Heat 2 tablespoons of oil in a large, heavy-bottomed pot or Dutch oven over medium-high heat. Add the beef cubes in batches to avoid overcrowding. Sear until browned on all sides. Remove the beef from the pot and set aside.
In the same pot, add a bit more oil if necessary. Add the chopped onions and sauté until they are soft and translucent, about 5-7 minutes. Stir in the minced garlic and cook for an additional 1 minute.
Remove the pot from heat to prevent the paprika from burning. Stir in the sweet paprika, hot paprika (if using), and caraway seeds. Mix well to coat the onions.
Return the seared beef to the pot with the onions. Stir in the tomato paste. Season with salt and black pepper to taste.
Pour in the beef broth until the meat is just covered. Return the pot to medium heat and bring to a boil. Reduce the heat to low, cover, and let it simmer gently for 1 hour, stirring occasionally.

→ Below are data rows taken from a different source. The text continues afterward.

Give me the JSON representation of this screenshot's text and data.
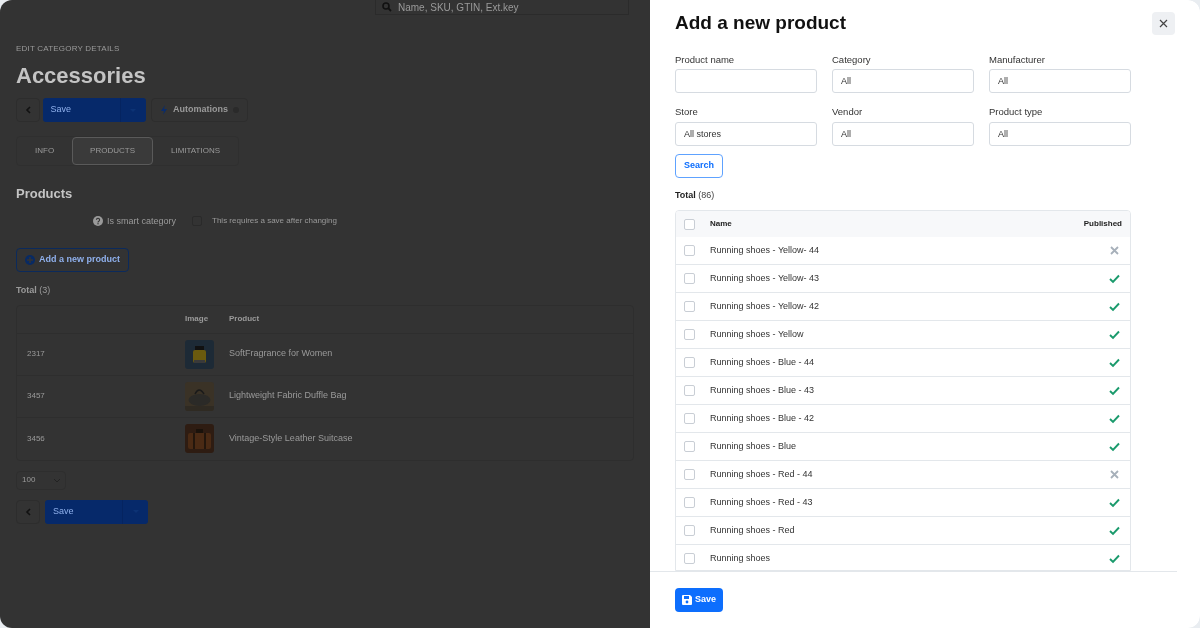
{
  "background": {
    "search": {
      "placeholder": "Name, SKU, GTIN, Ext.key"
    },
    "breadcrumb": "EDIT CATEGORY DETAILS",
    "title": "Accessories",
    "toolbar": {
      "save": "Save",
      "automations": "Automations"
    },
    "tabs": [
      {
        "label": "INFO",
        "selected": false
      },
      {
        "label": "PRODUCTS",
        "selected": true
      },
      {
        "label": "LIMITATIONS",
        "selected": false
      }
    ],
    "section_title": "Products",
    "smart_category": {
      "label": "Is smart category",
      "checked": false,
      "hint": "This requires a save after changing"
    },
    "add_button": "Add a new product",
    "total_label": "Total",
    "total_count": "(3)",
    "table": {
      "columns": [
        "Image",
        "Product"
      ],
      "rows": [
        {
          "id": "2317",
          "product": "SoftFragrance for Women"
        },
        {
          "id": "3457",
          "product": "Lightweight Fabric Duffle Bag"
        },
        {
          "id": "3456",
          "product": "Vintage-Style Leather Suitcase"
        }
      ]
    },
    "page_size": "100",
    "bottom_save": "Save"
  },
  "panel": {
    "title": "Add a new product",
    "filters": [
      {
        "label": "Product name"
      },
      {
        "label": "Category",
        "value": "All"
      },
      {
        "label": "Manufacturer",
        "value": "All"
      },
      {
        "label": "Store",
        "value": "All stores"
      },
      {
        "label": "Vendor",
        "value": "All"
      },
      {
        "label": "Product type",
        "value": "All"
      }
    ],
    "search_button": "Search",
    "total_label": "Total",
    "total_count": "(86)",
    "table": {
      "columns": [
        "Name",
        "Published"
      ],
      "header_checked": false,
      "rows": [
        {
          "name": "Running shoes - Yellow- 44",
          "checked": false,
          "published": false
        },
        {
          "name": "Running shoes - Yellow- 43",
          "checked": false,
          "published": true
        },
        {
          "name": "Running shoes - Yellow- 42",
          "checked": false,
          "published": true
        },
        {
          "name": "Running shoes - Yellow",
          "checked": false,
          "published": true
        },
        {
          "name": "Running shoes - Blue - 44",
          "checked": false,
          "published": true
        },
        {
          "name": "Running shoes - Blue - 43",
          "checked": false,
          "published": true
        },
        {
          "name": "Running shoes - Blue - 42",
          "checked": false,
          "published": true
        },
        {
          "name": "Running shoes - Blue",
          "checked": false,
          "published": true
        },
        {
          "name": "Running shoes - Red - 44",
          "checked": false,
          "published": false
        },
        {
          "name": "Running shoes - Red - 43",
          "checked": false,
          "published": true
        },
        {
          "name": "Running shoes - Red",
          "checked": false,
          "published": true
        },
        {
          "name": "Running shoes",
          "checked": false,
          "published": true
        }
      ]
    },
    "save_button": "Save"
  }
}
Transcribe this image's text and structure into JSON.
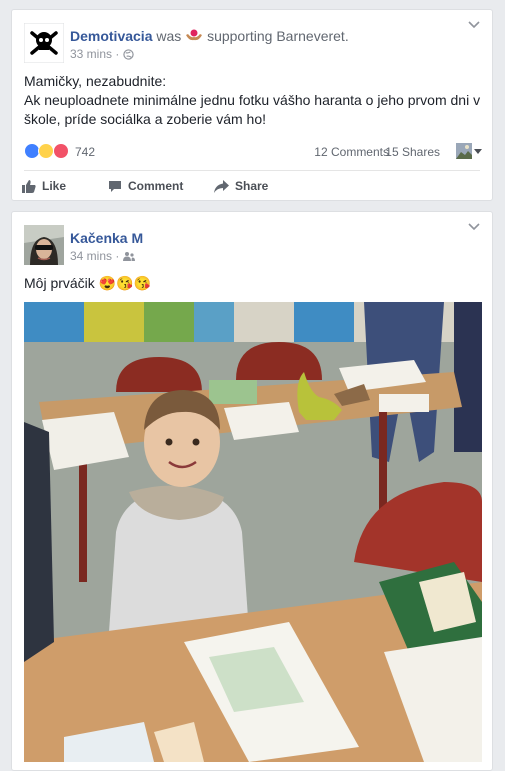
{
  "posts": [
    {
      "page_name": "Demotivacia",
      "activity_prefix": "was",
      "activity_text": "supporting Barneveret.",
      "time": "33 mins",
      "text_lines": [
        "Mamičky, nezabudnite:",
        "Ak neuploadnete minimálne jednu fotku vášho haranta o jeho prvom dni v",
        "škole, príde sociálka a zoberie vám ho!"
      ],
      "reaction_count": "742",
      "comments": "12 Comments",
      "shares": "15 Shares",
      "actions": [
        "Like",
        "Comment",
        "Share"
      ]
    },
    {
      "page_name": "Kačenka M",
      "time": "34 mins",
      "text": "Môj prváčik 😍😘😘"
    }
  ],
  "colors": {
    "background": "#e9ebee",
    "link": "#365899",
    "like_blue": "#4080ff",
    "love_red": "#f25268",
    "haha_yellow": "#ffd24b"
  }
}
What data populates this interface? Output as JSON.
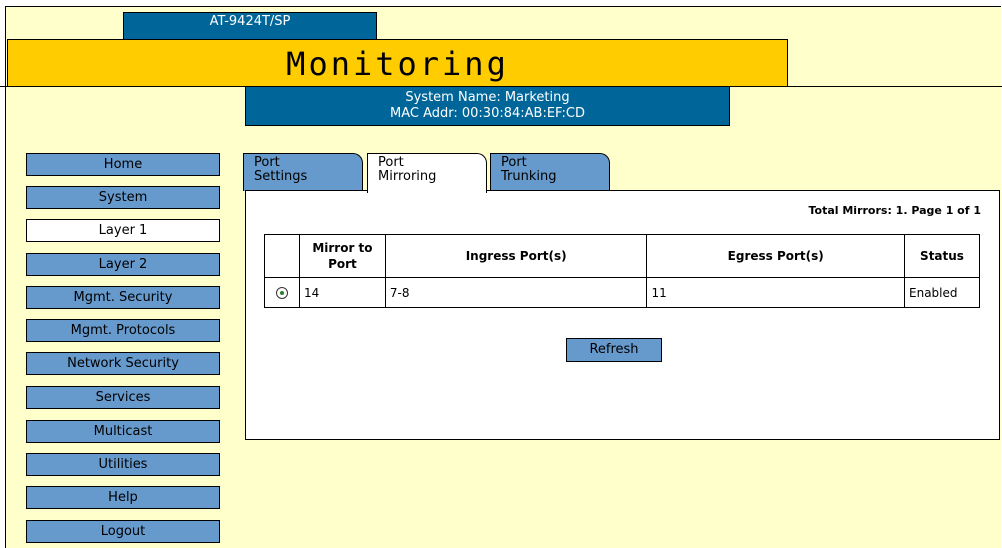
{
  "header": {
    "model": "AT-9424T/SP",
    "title": "Monitoring",
    "system_name": "System Name: Marketing",
    "mac_addr": "MAC Addr: 00:30:84:AB:EF:CD"
  },
  "sidebar": {
    "items": [
      {
        "label": "Home"
      },
      {
        "label": "System"
      },
      {
        "label": "Layer 1"
      },
      {
        "label": "Layer 2"
      },
      {
        "label": "Mgmt. Security"
      },
      {
        "label": "Mgmt. Protocols"
      },
      {
        "label": "Network Security"
      },
      {
        "label": "Services"
      },
      {
        "label": "Multicast"
      },
      {
        "label": "Utilities"
      },
      {
        "label": "Help"
      },
      {
        "label": "Logout"
      }
    ],
    "active": "Layer 1"
  },
  "tabs": [
    {
      "line1": "Port",
      "line2": "Settings"
    },
    {
      "line1": "Port",
      "line2": "Mirroring"
    },
    {
      "line1": "Port",
      "line2": "Trunking"
    }
  ],
  "active_tab": "Port Mirroring",
  "panel": {
    "total": "Total Mirrors: 1. Page 1 of 1",
    "columns": {
      "mirror_line1": "Mirror to",
      "mirror_line2": "Port",
      "ingress": "Ingress Port(s)",
      "egress": "Egress Port(s)",
      "status": "Status"
    },
    "rows": [
      {
        "selected": true,
        "mirror": "14",
        "ingress": "7-8",
        "egress": "11",
        "status": "Enabled"
      }
    ],
    "refresh_label": "Refresh"
  },
  "colors": {
    "background": "#ffffcc",
    "title_bar": "#ffcc00",
    "header_blue": "#006699",
    "button_blue": "#6699cc",
    "radio_selected": "#2e7d2e"
  }
}
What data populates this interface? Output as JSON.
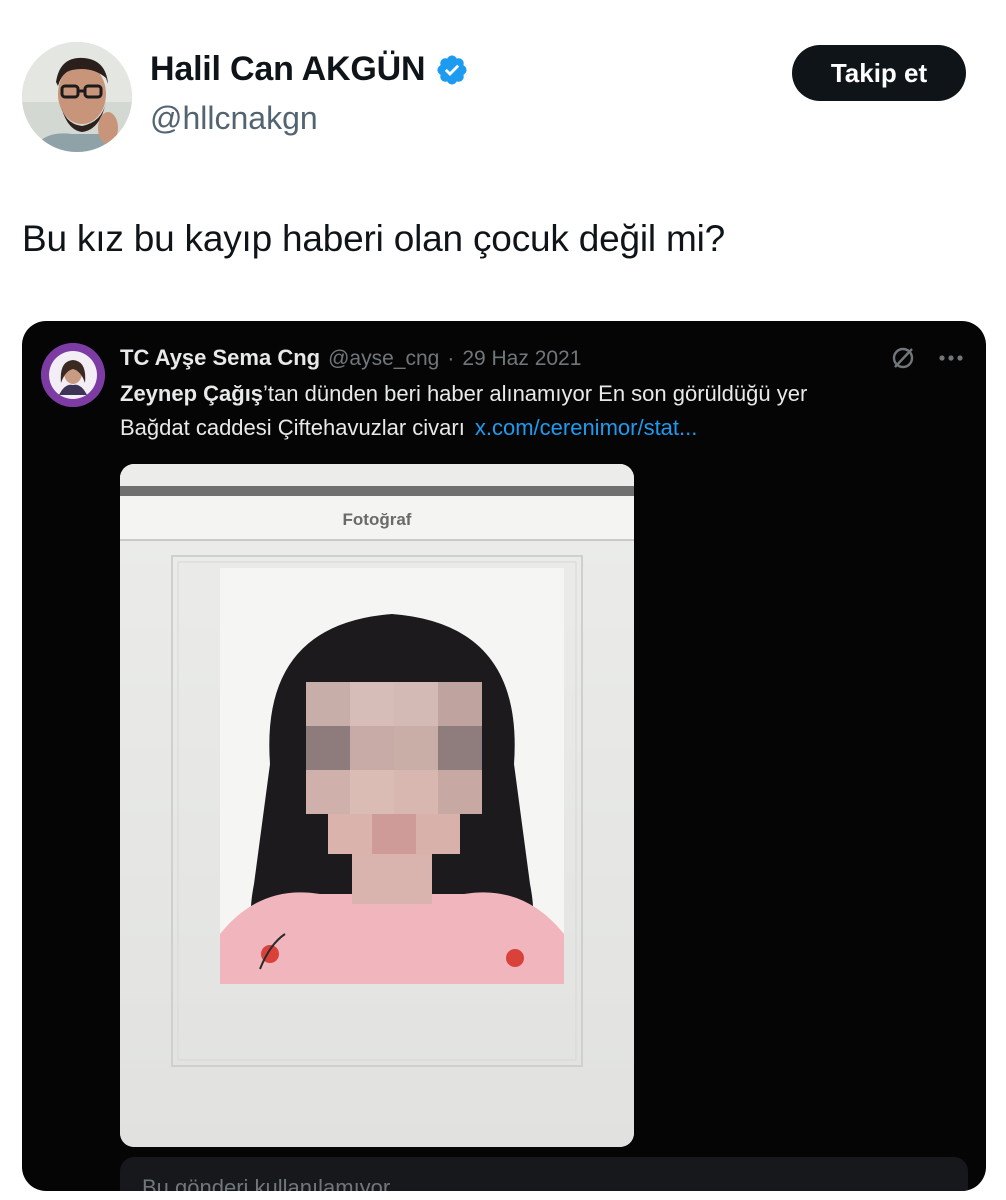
{
  "author": {
    "display_name": "Halil Can AKGÜN",
    "handle": "@hllcnakgn",
    "verified": true,
    "avatar_icon": "profile-photo"
  },
  "follow_button": {
    "label": "Takip et"
  },
  "tweet": {
    "text": "Bu kız bu kayıp haberi olan çocuk değil mi?"
  },
  "quoted_tweet": {
    "display_name": "TC Ayşe Sema Cng",
    "handle": "@ayse_cng",
    "separator": "·",
    "date": "29 Haz 2021",
    "text_bold": "Zeynep Çağış",
    "text_line1_rest": "’tan dünden beri haber alınamıyor En son görüldüğü yer",
    "text_line2": "Bağdat caddesi Çiftehavuzlar civarı",
    "link": "x.com/cerenimor/stat...",
    "media": {
      "form_label": "Fotoğraf",
      "face_blurred": true
    },
    "reply_placeholder": "Bu gönderi kullanılamıyor"
  },
  "colors": {
    "verified_blue": "#1d9bf0",
    "link_blue": "#1d9bf0",
    "button_bg": "#0f1419",
    "quote_bg": "#050505"
  }
}
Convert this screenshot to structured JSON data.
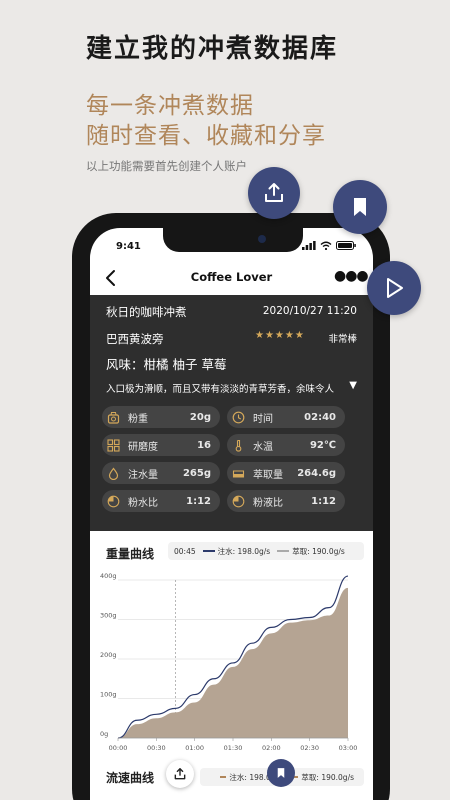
{
  "promo": {
    "headline": "建立我的冲煮数据库",
    "tagline_1": "每一条冲煮数据",
    "tagline_2": "随时查看、收藏和分享",
    "note": "以上功能需要首先创建个人账户"
  },
  "status_bar": {
    "time": "9:41"
  },
  "nav": {
    "title": "Coffee Lover"
  },
  "record": {
    "name": "秋日的咖啡冲煮",
    "datetime": "2020/10/27 11:20",
    "origin": "巴西黄波旁",
    "stars": "★★★★★",
    "rating_label": "非常棒",
    "flavor": "风味：柑橘 柚子 草莓",
    "description": "入口极为滑顺，而且又带有淡淡的青草芳香，余味令人",
    "expand_glyph": "▼",
    "params": [
      {
        "label": "粉重",
        "value": "20g",
        "icon": "scale-icon"
      },
      {
        "label": "时间",
        "value": "02:40",
        "icon": "clock-icon"
      },
      {
        "label": "研磨度",
        "value": "16",
        "icon": "grind-icon"
      },
      {
        "label": "水温",
        "value": "92℃",
        "icon": "thermometer-icon"
      },
      {
        "label": "注水量",
        "value": "265g",
        "icon": "water-drop-icon"
      },
      {
        "label": "萃取量",
        "value": "264.6g",
        "icon": "cup-icon"
      },
      {
        "label": "粉水比",
        "value": "1:12",
        "icon": "ratio-icon"
      },
      {
        "label": "粉液比",
        "value": "1:12",
        "icon": "ratio-icon"
      }
    ]
  },
  "weight_chart": {
    "title": "重量曲线",
    "legend_time": "00:45",
    "legend_pour": "注水: 198.0g/s",
    "legend_extract": "萃取: 190.0g/s"
  },
  "flow_chart": {
    "title": "流速曲线",
    "legend_pour": "注水: 198.0g/s",
    "legend_extract": "萃取: 190.0g/s"
  },
  "colors": {
    "accent": "#b0865a",
    "fab": "#3e4a7c",
    "pour_line": "#2c3a6b",
    "extract_fill": "#b5a493",
    "card_bg": "#2e2e2e"
  },
  "chart_data": {
    "type": "area",
    "title": "重量曲线",
    "x": [
      "00:00",
      "00:15",
      "00:30",
      "00:45",
      "01:00",
      "01:15",
      "01:30",
      "01:45",
      "02:00",
      "02:15",
      "02:30",
      "02:45",
      "03:00"
    ],
    "xticks": [
      "00:00",
      "00:30",
      "01:00",
      "01:30",
      "02:00",
      "02:30",
      "03:00"
    ],
    "yticks": [
      "0g",
      "100g",
      "200g",
      "300g",
      "400g"
    ],
    "ylim": [
      0,
      400
    ],
    "series": [
      {
        "name": "注水",
        "type": "line",
        "values": [
          0,
          45,
          60,
          75,
          110,
          150,
          190,
          240,
          280,
          300,
          305,
          330,
          410
        ]
      },
      {
        "name": "萃取",
        "type": "area",
        "values": [
          0,
          35,
          50,
          65,
          90,
          135,
          180,
          225,
          265,
          292,
          298,
          310,
          380
        ]
      }
    ],
    "marker_x": "00:45",
    "grid": true
  }
}
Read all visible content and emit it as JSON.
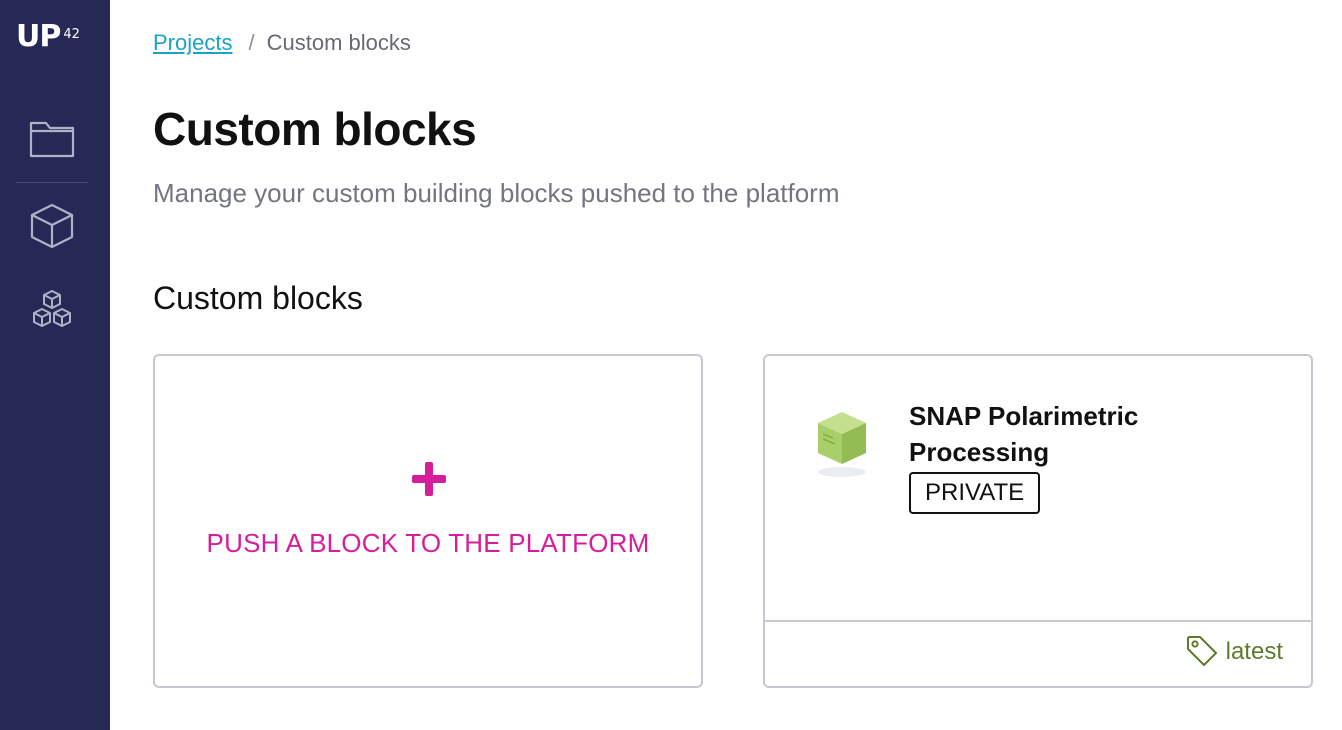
{
  "sidebar": {
    "logo_text": "UP",
    "logo_superscript": "42",
    "nav_items": [
      {
        "icon": "folder-icon",
        "label": "Projects"
      },
      {
        "icon": "cube-icon",
        "label": "Custom blocks"
      },
      {
        "icon": "cubes-icon",
        "label": "Marketplace blocks"
      }
    ]
  },
  "breadcrumb": {
    "parent": "Projects",
    "separator": "/",
    "current": "Custom blocks"
  },
  "header": {
    "title": "Custom blocks",
    "subtitle": "Manage your custom building blocks pushed to the platform"
  },
  "section": {
    "title": "Custom blocks"
  },
  "push_card": {
    "label": "PUSH A BLOCK TO THE PLATFORM",
    "icon": "plus-icon",
    "accent_color": "#d61d9c"
  },
  "blocks": [
    {
      "name": "SNAP Polarimetric Processing",
      "visibility": "PRIVATE",
      "tag": "latest",
      "icon": "block-cube-icon",
      "tag_color": "#5e7a2c"
    }
  ],
  "colors": {
    "sidebar_bg": "#262956",
    "link": "#1aa3c3",
    "accent": "#d61d9c"
  }
}
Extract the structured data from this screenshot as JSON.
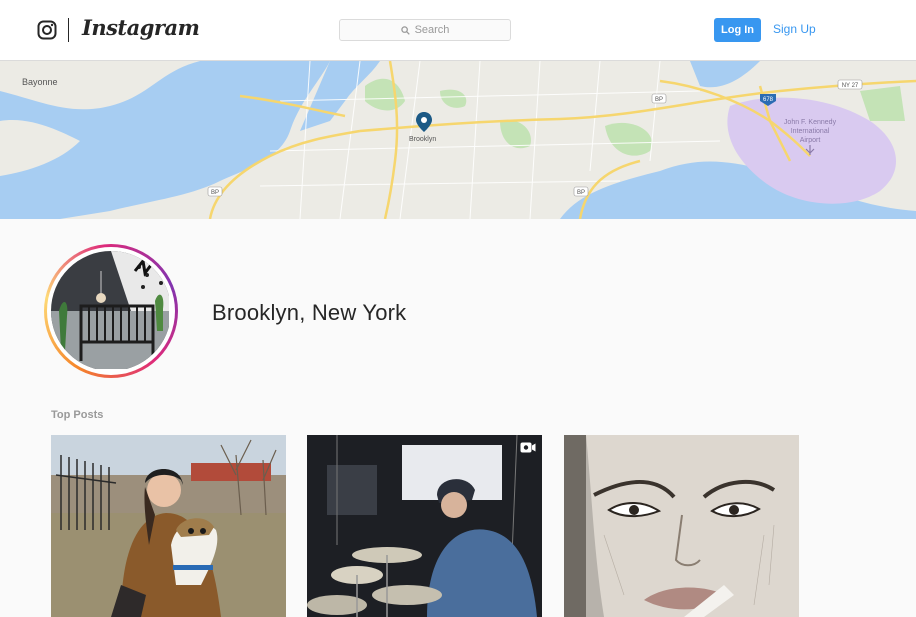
{
  "header": {
    "brand_name": "Instagram",
    "logo_icon": "instagram-camera-icon",
    "search": {
      "placeholder": "Search",
      "icon": "search-icon"
    },
    "login_label": "Log In",
    "signup_label": "Sign Up"
  },
  "map": {
    "labels": {
      "bayonne": "Bayonne",
      "brooklyn": "Brooklyn",
      "airport_line1": "John F. Kennedy",
      "airport_line2": "International",
      "airport_line3": "Airport",
      "bp1": "BP",
      "bp2": "BP",
      "bp3": "BP",
      "i678": "678",
      "ny27": "NY 27"
    },
    "pin_icon": "location-pin-icon",
    "colors": {
      "water": "#a7cdf2",
      "land": "#ecebe5",
      "highway": "#f6d66e",
      "park": "#c4e3b6",
      "airport": "#d9caf0",
      "pin": "#1c5a86"
    }
  },
  "profile": {
    "location_name": "Brooklyn, New York",
    "avatar_alt": "nursery-photo"
  },
  "top_posts": {
    "label": "Top Posts",
    "posts": [
      {
        "kind": "image",
        "subject": "woman-with-dog"
      },
      {
        "kind": "video",
        "subject": "drummer",
        "badge_icon": "video-icon"
      },
      {
        "kind": "image",
        "subject": "face-sketch"
      }
    ]
  },
  "colors": {
    "accent": "#3897f0",
    "text": "#262626",
    "muted": "#999999"
  }
}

After 1 hour, add the sliced carrots, diced potatoes, and chopped red bell pepper to the pot. If needed, add more broth or water to cover the ingredients. Continue to simmer, covered, for another 30-45 minutes, or until the beef and vegetables are tender.
Taste the goulash and adjust the seasoning with more salt, pepper, or paprika as needed. Garnish with chopped fresh parsley. Serve hot, optionally topped with a dollop of sour cream.